FERMO – “Una provincia piena di giovani è il miglior modo per guardare al futuro. Siccome siete la speranza per il territorio, diventate i nostri ambasciatori. Insegnateci ad essere aperti a tutto quello che è conoscenza, che è l’altro. Siamo abituati a vivere a ragionare con la nostra cultura, invece è fondamentale apprendere il modo di vivere degli altri e poi arricchirsi da quello che si conosce”. Introduce così la presidente della Provincia Moira Canigola la mattinata dedicata a Intercultura, progetto che coinvolge gli studenti, le scuole ma anche i comuni, proiettati nel mondo.

“Noi siamo convinti che voi siate il futuro” ribadisce la presidente di Intercultura. 500 i volontari tra Marche ed Emilia al servizio dell’associazione. Sono stati loro il primo tramite per chi ha deciso di partire, ma anche per chi nell’ultimo anno ha ospitato, a Fermo, Jana Ghesquiere dal Belgio, Ana Carolina Castro dal Brasile, Emmachristine Stubberud dalla Norvegia, Sebastian Dalgaard Bak dalla Danimarca. Sono gli stranieri che hanno scelto di passare un anno, o sei mesi, della loro vita in Italia e sono arrivati nelle Marche.

Cinque, invece, gli alunni che dalle province di Fermo, Ascoli e Macerata che partiranno a fine agosto per un anno, altri nove per un periodo più breve. Tre sono fermani: Nicolò Crosta che da Fermo, dove frequenta il Classico, andrà in Francia, Indhia Dimarti studente dello Scientifico di Fermo, che vive a Magliano di Tenna, raggiungerà il Ghana e Elena Jommi, liceo Scientifico, che da Montegiorgio passerà il suo prossimo anno scolastico in America.

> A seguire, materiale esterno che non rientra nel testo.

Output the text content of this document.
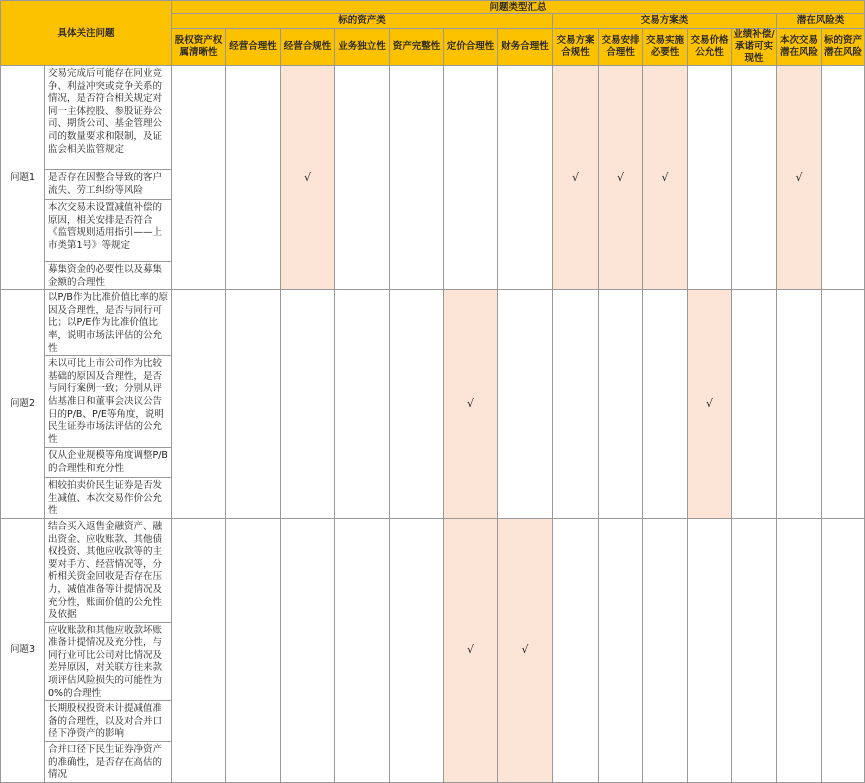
具体关注问题		问题类型汇总													
		标的资产类							交易方案类					潜在风险类	
		股权资产权属清晰性	经营合理性	经营合规性	业务独立性	资产完整性	定价合理性	财务合理性	交易方案合规性	交易安排合理性	交易实施必要性	交易价格公允性	业绩补偿/承诺可实现性	本次交易潜在风险	标的资产潜在风险
问题1	交易完成后可能存在同业竞争、利益冲突或竞争关系的情况，是否符合相关规定对同一主体控股、参股证券公司、期货公司、基金管理公司的数量要求和限制，及证监会相关监管规定			√					√	√	√			√	
	是否存在因整合导致的客户流失、劳工纠纷等风险														
	本次交易未设置减值补偿的原因，相关安排是否符合《监管规则适用指引——上市类第1号》等规定														
	募集资金的必要性以及募集金额的合理性														
问题2	以P/B作为比准价值比率的原因及合理性，是否与同行可比；以P/E作为比准价值比率，说明市场法评估的公允性						√					√			
	未以可比上市公司作为比较基础的原因及合理性，是否与同行案例一致；分别从评估基准日和董事会决议公告日的P/B、P/E等角度，说明民生证券市场法评估的公允性														
	仅从企业规模等角度调整P/B的合理性和充分性														
	相较拍卖价民生证券是否发生减值、本次交易作价公允性														
问题3	结合买入返售金融资产、融出资金、应收账款、其他债权投资、其他应收款等的主要对手方、经营情况等，分析相关资金回收是否存在压力，减值准备等计提情况及充分性，账面价值的公允性及依据						√	√							
	应收账款和其他应收款坏账准备计提情况及充分性，与同行业可比公司对比情况及差异原因，对关联方往来款项评估风险损失的可能性为0%的合理性														
	长期股权投资未计提减值准备的合理性，以及对合并口径下净资产的影响														
	合并口径下民生证券净资产的准确性，是否存在高估的情况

Nella mattinata in cui le istituzioni hanno dato a loro il buonviaggio, i vertici di Intercultura hanno anche presentato i risultati di una ricerca effettuata ascoltando 900 alunni partiti e tornati. Il 91% degli intervistati vive tutt’ora all’estero. “Ma quello che vogliamo non è formare strumenti per farli scappare via. Il 68% degli ex partecipanti infatti di dice ‘mi sento molto felice’ contro il 47% della media nazionale e questo è il valore su cui lavorare. perché un giovane felice è una grande risorsa”.

Intercultura si definisce “un progetto che fa crescere l’identità comunitaria. Difatti il 79% degli ex partecipanti sente una grande presenza dell’Ue”. Una generazione che cresce e diventa inclusiva. Chi decide di partire spesso lo fa per imparare l’inglese, ma alla fine “chi partecipa accresce le competenze anche su una seconda lingua. Vedi lo spagnolo, conosciuto dal 47%, insieme all’inglese che supera il 90%”.

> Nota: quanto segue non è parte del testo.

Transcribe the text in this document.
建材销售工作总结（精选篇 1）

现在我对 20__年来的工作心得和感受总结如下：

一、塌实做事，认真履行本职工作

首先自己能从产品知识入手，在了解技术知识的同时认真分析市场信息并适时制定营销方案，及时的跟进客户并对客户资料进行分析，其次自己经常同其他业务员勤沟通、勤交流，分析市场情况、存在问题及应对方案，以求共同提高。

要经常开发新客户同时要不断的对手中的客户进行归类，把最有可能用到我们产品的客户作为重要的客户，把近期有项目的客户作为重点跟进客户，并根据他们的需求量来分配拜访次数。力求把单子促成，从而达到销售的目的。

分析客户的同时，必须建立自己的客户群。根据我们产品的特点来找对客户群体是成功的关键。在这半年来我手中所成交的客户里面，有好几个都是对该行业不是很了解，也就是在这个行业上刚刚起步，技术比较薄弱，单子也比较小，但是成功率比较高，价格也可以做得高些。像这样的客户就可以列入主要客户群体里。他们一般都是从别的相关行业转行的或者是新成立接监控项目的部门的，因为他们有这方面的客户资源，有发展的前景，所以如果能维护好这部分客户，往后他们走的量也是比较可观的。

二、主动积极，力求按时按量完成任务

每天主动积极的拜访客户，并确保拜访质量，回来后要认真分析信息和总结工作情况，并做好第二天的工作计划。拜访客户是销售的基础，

Sono carichi gli alunni e pronti a partire, come tutti si definiscono curiosi, socievoli e ambiziosi. “Chi sceglie Intercultura – spiegano i responsabili – può anche provare a vincere una borsa di studio che va ad abbattere i costi. Non è semplice, bisogna superare un test psicoattitudinale, mostrare il livello di conoscenza e avere una media scolastica negli ultimi due anni buona”.

Conta ovviamente anche il reddito. “c’è poi il ruolo delle famiglie. perché uno dei segreti di Intercultura è proprio nel fatto che gli alunni stranieri sono ospitati in casa di coetanei. È un aspetto chiave dell’esperienza, anche per questo chiediamo alle famiglie di partecipare, di avvicinarsi, anche se non hanno intenzione di mandare un proprio figlio all’estero ma sono disposte a vivere l’esperienza di volontariato che rende la propria casa quella di uno studente straniero”.